AI Wins Paris Bridge Competition: Future Tense for Human Beings?

Humans have lost the Paris Bridge Competition to AI in 2022. Now what?

The race between technology and human beings has been a recurring theme in science fiction for more than a century. With human civilization witnessing phenomenal and unforeseen growth in high tech in the last few decades, the experiments of technology competing with the human agency have become much sharper and more frequent.  There is no prize for guessing that much of it is occurring due to the exponential growth of AI. Recently, an artificial intelligence machine won the Paris Bridge Competition over human players and now the future in the gaming industry is dicey for humans. A very recent addition to such a stream of experimental exercises was found in Paris. NukkAI, a French start-up, organized a bridge competition in which the AI was able to defeat some of the world’s best-known bridge players— as many as eight world champions. Let us recollect, that while a bridge may be the latest entrant to such competition testing the limits of both artificial intelligence and human beings, there are precedents of such genre in which chess and video games were pitted against some of the world’s leading players, and the results were the same. AI won hands-on. The question that stares at us is, what does it portend for the future?

 

Those who tend to undermine such developments argue that such events should not be amplified to announce the verdict against human agency. For instance, in the aforementioned case, some observers point out that the Bridge game was not held on a one-on-one basis. The defeat was handed over by AI, in similar conditions, to computer-driven ‘competitors’ designed by human beings. Thus, it was not a directly inflicted defeat, contrary to what many tech enthusiasts are trying to put forth. There is also the argument that the competition did not follow the conventional grammar of bridge games in which ‘bidding’ is an inalienable act. Simply put, players in the Paris Bridge competition are to bid at the beginning of a round by openly declaring to other players in the game that by how many tricks their team will win. It is important as it relates to a set of agreements and understandings vis-à-vis calls and the sequence of calls decided by a set of partners. If this part is missing, as was the case in the Bridge game being discussed here, the argument goes that the game was only partial.

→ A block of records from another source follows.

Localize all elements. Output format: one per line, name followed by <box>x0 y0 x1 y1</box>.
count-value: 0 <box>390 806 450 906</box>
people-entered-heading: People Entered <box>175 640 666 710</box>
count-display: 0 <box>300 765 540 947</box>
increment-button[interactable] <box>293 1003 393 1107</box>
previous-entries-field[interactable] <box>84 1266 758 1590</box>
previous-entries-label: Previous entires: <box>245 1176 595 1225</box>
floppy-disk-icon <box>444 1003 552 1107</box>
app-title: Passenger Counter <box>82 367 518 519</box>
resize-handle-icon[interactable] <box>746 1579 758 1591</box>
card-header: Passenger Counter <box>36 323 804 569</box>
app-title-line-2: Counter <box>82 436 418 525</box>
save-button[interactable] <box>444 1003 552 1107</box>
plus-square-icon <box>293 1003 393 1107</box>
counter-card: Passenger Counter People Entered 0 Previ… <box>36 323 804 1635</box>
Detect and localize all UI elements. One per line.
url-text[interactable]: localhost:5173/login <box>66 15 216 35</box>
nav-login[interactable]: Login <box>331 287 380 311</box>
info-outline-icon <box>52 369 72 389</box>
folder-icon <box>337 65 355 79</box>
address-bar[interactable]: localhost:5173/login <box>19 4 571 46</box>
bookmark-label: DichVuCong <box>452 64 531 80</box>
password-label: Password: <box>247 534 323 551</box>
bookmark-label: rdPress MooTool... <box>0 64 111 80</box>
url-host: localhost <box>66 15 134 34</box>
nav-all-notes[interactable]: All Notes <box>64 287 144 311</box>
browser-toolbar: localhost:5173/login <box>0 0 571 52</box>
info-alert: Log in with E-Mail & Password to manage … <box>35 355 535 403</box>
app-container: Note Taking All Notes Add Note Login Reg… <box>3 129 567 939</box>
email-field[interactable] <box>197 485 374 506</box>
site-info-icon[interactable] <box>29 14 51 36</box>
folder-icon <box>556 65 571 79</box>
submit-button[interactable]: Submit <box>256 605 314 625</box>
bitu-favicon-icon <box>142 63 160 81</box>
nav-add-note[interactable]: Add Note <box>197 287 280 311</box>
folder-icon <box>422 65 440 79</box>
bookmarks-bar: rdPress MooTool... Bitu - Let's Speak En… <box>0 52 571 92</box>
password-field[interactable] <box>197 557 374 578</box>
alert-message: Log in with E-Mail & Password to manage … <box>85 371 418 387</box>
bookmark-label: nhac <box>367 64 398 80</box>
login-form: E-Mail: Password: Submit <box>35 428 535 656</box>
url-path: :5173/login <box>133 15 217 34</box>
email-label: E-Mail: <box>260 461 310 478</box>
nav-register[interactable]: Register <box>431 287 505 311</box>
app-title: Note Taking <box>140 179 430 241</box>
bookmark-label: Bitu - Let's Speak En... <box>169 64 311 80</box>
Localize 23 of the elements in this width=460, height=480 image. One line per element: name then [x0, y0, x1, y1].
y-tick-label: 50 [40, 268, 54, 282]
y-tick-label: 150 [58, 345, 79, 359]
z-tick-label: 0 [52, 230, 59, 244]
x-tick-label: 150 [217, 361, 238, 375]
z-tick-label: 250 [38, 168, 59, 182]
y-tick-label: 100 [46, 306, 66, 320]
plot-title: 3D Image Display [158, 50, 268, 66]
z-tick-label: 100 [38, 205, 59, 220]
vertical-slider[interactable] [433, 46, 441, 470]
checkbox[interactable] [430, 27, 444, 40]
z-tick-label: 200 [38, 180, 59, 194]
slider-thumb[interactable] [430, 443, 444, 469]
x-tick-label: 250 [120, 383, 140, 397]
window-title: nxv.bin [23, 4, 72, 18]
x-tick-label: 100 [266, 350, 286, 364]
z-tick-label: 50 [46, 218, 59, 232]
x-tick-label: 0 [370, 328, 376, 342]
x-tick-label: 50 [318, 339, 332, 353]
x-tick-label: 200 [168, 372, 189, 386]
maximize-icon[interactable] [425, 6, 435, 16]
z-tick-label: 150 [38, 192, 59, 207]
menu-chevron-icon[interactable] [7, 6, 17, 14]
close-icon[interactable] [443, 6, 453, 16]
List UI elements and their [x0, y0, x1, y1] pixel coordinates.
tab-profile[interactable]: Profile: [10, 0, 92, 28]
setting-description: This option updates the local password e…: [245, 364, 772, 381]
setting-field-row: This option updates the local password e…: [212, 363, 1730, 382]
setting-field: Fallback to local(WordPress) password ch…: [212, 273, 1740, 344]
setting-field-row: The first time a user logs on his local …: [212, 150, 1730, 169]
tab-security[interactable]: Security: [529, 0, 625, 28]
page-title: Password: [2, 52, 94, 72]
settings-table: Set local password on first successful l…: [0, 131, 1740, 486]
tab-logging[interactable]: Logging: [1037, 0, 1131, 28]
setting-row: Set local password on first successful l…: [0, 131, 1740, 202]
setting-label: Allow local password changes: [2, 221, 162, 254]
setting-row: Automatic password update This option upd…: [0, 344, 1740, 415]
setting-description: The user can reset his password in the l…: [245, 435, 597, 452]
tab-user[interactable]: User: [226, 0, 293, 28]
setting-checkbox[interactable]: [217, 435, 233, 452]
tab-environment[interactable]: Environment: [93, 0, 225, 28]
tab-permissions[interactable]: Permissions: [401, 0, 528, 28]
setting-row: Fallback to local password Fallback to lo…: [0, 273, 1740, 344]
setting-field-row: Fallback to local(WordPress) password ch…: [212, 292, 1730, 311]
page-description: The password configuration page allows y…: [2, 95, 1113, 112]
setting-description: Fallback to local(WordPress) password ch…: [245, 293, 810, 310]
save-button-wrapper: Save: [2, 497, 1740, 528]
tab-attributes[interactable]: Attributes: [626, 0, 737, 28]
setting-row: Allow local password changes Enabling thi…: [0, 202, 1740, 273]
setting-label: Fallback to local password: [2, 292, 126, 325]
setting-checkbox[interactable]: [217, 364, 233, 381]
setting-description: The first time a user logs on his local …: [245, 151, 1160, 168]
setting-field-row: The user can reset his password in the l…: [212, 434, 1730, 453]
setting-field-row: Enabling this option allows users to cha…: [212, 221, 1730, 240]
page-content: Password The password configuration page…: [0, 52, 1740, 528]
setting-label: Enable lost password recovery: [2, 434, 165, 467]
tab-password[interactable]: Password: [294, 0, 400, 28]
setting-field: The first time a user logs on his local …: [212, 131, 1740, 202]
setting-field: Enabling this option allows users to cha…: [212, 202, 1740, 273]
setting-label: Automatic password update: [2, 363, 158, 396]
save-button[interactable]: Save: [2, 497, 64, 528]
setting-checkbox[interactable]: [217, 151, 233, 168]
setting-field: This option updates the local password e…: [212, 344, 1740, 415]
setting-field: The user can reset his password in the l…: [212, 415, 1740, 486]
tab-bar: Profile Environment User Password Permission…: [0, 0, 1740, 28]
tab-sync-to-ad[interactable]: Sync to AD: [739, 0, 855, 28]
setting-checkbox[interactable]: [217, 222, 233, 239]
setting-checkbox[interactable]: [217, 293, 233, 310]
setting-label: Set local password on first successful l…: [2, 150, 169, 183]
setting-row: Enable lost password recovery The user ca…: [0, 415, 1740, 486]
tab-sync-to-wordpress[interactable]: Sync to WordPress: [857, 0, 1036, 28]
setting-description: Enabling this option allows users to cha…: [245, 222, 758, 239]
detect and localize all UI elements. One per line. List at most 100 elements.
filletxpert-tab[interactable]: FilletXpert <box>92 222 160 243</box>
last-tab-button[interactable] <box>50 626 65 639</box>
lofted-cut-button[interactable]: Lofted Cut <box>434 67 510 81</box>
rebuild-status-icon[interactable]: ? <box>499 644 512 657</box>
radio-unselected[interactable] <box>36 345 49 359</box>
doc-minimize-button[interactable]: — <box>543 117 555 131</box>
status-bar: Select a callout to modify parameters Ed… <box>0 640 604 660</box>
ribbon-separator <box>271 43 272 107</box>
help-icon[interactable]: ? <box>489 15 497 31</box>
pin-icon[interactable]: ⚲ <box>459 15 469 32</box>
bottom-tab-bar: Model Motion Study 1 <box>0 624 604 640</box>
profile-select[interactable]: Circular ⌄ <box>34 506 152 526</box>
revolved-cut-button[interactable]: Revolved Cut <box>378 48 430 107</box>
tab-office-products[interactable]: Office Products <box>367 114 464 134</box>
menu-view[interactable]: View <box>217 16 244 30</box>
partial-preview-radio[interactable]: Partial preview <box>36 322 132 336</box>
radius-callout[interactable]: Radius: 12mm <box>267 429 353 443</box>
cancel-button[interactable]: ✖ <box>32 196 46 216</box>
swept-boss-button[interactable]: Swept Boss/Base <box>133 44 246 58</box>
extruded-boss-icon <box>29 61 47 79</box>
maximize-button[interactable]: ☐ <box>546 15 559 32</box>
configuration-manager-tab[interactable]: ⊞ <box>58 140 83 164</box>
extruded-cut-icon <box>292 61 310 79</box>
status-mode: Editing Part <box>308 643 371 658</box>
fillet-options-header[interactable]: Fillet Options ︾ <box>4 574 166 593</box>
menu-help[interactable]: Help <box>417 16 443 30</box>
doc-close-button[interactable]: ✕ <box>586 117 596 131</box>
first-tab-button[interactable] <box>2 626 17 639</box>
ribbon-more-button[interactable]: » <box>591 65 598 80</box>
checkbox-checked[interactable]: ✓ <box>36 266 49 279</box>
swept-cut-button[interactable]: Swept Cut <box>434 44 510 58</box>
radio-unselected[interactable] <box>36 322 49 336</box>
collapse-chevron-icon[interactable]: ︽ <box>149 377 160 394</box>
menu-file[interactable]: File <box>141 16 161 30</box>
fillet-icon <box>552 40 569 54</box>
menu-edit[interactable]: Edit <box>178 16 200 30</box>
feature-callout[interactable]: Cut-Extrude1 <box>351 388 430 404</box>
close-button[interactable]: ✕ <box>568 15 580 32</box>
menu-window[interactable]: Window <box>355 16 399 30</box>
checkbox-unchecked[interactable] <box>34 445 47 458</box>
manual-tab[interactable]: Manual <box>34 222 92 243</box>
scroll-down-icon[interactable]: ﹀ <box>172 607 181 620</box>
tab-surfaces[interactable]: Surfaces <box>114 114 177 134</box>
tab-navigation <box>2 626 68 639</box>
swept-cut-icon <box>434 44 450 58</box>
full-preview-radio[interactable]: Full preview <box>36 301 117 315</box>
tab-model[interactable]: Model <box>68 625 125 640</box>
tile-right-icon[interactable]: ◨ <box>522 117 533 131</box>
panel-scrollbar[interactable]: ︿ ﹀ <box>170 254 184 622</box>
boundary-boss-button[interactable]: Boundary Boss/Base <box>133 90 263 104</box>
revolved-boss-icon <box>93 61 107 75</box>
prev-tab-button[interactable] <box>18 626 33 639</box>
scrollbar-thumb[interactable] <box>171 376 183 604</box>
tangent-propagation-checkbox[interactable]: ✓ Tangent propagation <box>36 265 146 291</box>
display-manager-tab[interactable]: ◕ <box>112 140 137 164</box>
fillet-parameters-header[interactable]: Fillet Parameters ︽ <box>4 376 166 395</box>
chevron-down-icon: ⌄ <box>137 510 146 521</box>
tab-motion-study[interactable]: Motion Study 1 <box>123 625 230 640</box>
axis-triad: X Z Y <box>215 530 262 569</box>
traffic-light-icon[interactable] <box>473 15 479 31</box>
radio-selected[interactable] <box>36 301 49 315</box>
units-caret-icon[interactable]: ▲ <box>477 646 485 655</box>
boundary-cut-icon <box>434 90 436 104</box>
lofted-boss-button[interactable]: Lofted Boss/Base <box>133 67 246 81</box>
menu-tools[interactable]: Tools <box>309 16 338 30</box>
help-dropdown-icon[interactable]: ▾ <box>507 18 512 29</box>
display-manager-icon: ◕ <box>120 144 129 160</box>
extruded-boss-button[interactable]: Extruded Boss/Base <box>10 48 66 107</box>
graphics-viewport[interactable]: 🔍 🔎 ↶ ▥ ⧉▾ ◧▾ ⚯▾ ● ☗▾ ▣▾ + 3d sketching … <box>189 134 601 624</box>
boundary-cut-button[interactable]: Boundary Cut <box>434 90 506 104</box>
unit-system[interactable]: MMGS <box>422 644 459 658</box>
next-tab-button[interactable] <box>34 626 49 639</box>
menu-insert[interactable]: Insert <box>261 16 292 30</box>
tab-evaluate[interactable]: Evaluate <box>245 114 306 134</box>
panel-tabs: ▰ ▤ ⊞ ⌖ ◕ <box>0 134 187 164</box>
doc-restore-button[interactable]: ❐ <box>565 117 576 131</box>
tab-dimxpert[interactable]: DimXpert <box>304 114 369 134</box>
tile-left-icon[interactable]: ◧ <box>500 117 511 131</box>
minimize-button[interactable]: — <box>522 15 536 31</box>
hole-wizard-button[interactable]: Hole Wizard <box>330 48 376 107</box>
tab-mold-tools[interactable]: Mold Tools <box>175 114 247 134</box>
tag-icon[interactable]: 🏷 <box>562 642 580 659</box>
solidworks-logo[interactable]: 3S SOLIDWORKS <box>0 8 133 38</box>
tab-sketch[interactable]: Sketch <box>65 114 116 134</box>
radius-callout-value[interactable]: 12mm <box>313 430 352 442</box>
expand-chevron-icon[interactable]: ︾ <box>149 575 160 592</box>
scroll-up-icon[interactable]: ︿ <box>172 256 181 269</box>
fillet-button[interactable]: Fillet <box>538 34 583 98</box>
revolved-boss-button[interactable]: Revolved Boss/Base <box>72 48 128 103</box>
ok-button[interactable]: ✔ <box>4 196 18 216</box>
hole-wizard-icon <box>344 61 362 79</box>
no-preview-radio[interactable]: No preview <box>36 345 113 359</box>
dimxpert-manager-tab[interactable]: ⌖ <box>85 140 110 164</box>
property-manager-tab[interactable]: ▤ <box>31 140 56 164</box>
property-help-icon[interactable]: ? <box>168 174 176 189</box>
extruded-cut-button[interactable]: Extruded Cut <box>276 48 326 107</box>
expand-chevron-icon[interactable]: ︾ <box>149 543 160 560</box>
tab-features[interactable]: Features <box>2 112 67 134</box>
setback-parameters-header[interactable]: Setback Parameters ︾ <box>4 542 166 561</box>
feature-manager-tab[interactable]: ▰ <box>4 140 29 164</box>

Does this on the other end mean that the event should be written off completely? The answer is ‘better not’. Why? It is because dismissing it as an event of no significance would undermine an important phase of AI’s evolution, and more specifically its growing sophistication by experimenting with innovative modes. In the case of the NukkAI-organized Bridge competition, the researchers are stated to have used the neurosymbolic approach which claims to have made a judicious mix of Deep Learning and ‘largely discarded’ AI concepts. The researchers also used a ‘search technique’, a particular variety of the well-known Monte Carlo Tree Search algorithm that through an intricate process marked by multiple stages brings out the best move out of a set of moves to arrive at the best solution.

The Paris Bridge competition need not be over-hyped in favor of artificial intelligence. But at the same time, it needs to be analyzed for a deeper understanding of developments in the longstanding issue of tech-human relations. Thus, we have to wait for a long time to see whether AI will always have the winning streak against human players in the gaming industry or not.